Tak begitu kuperhatikan ucapan wakilku sebab aku berfokus pada beberapa paku bumi yang teronggok di ujung lahan. Beberapa batu bata telah pecah berkeping-keping mengelilinginya, juga keramik-keramik yang sebagian masih utuh, sebagian telah menjadi serpihan.
“Tunggu, sebenarnya proyek siapa ini?” tanyaku. Mas Rudi mendekat dan membisikkan jawabannya dengan pelan di telingaku,
“Ini salah satu proyek anggota residen yang akan naik pangkat jika salah satu partai presiden yang diusungnya menang, Pak. Kalau presiden yang diusung itu menang, mertua Bapak akan ikut naik pangkat juga. Jika itu terjadi, maka karir Bapak di partaipun tak jauh bedanya, akan sama-sama gemilang.”
Aku terdiam. Mencoba mencerna kalimat Mas Rudi.
“Mas Rudi, tadinya tanah ini akan digunakan untuk apa?” tanyaku tegas. Menuntut jawaban cepat.
“Sebuah masjid.”
Aku terhenyak. Seketika pikiranku menyeruak ke mana-mana. Aku merajut semua ingatan tentang kematian bapak. Mengapa semuanya tersimpul menjadi benang merah yang menyesakkan? Lalu menggulir menjadi segumpal penyesalan, mengapa dulu aku begitu tak peduli pada kematian bapak?
Dan saat itu hal yang sangat ingin kulakukan adalah segera menghubungi rumah. Meminta adikku, Wardah, untuk menanyakan pada ibu tempat bapak kecelakaan dulu.
“Wilayah Pusaka Indah, Mas,” jawab Wardah di ujung telepon.
Pulang ke Pangkuan Ibu
Tanpa ambil tempo aku segera melangkah cepat meninggalkan tempat proyekan tersebut. Menimbulkan tanda tanya di wajah Mas Rudi dan anggota lain. Mereka memanggil-manggil namaku namun tak kupedulikan dan terus berjalan menuju parkiran, berniat pulang ke rumah ibu. Soal papah mertua yang pastinya akan marah dan Sherin yang tentu panik akan kuurus nanti.

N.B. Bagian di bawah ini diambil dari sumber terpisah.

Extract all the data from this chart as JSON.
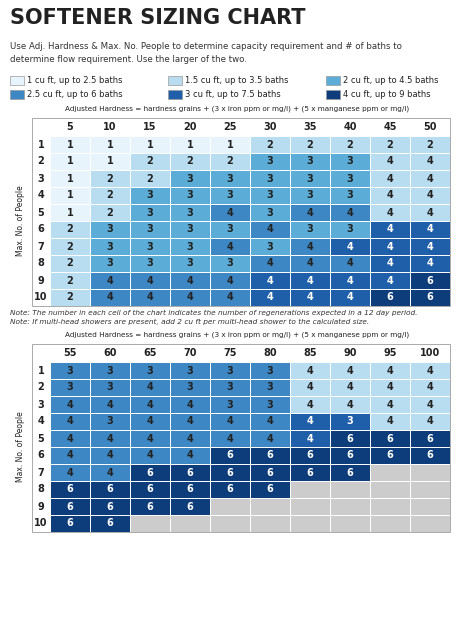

Dalam perjalanan aku meyakini satu hal, bahwa semua yang terjadi padaku pasti ada kaitannya dengan firasat ibu, yang kemudian beliau curahkan pada keheningan malam. Seketika saja air mata menetes di pipiku. Mengaburkan pandanganku saat menyetir.
“Ibu, maafkan Dzikri,” ucapku penuh dan sungguh sembari bersimpuh. Tangisan saat di mobil tadi masih berlanjut hingga tangan ibu basah oleh air mataku.
Ibu merasa heran mengapa aku menangis. Tapi beliau tak banyak bertanya dan justru mengelus kepalaku, tersenyum hangat,
“Kenapa minta maaf? Seharusnya ibu yang minta maaf, tidak bisa memberi kesempatan pada Dzikri untuk menang panco, karena tangan ibu sudah tidak lagi kuat beradu.”
Ah, ibu, sampai matipun aku rela kehilangan semuanya asalkan tidak kehilangan ibu.”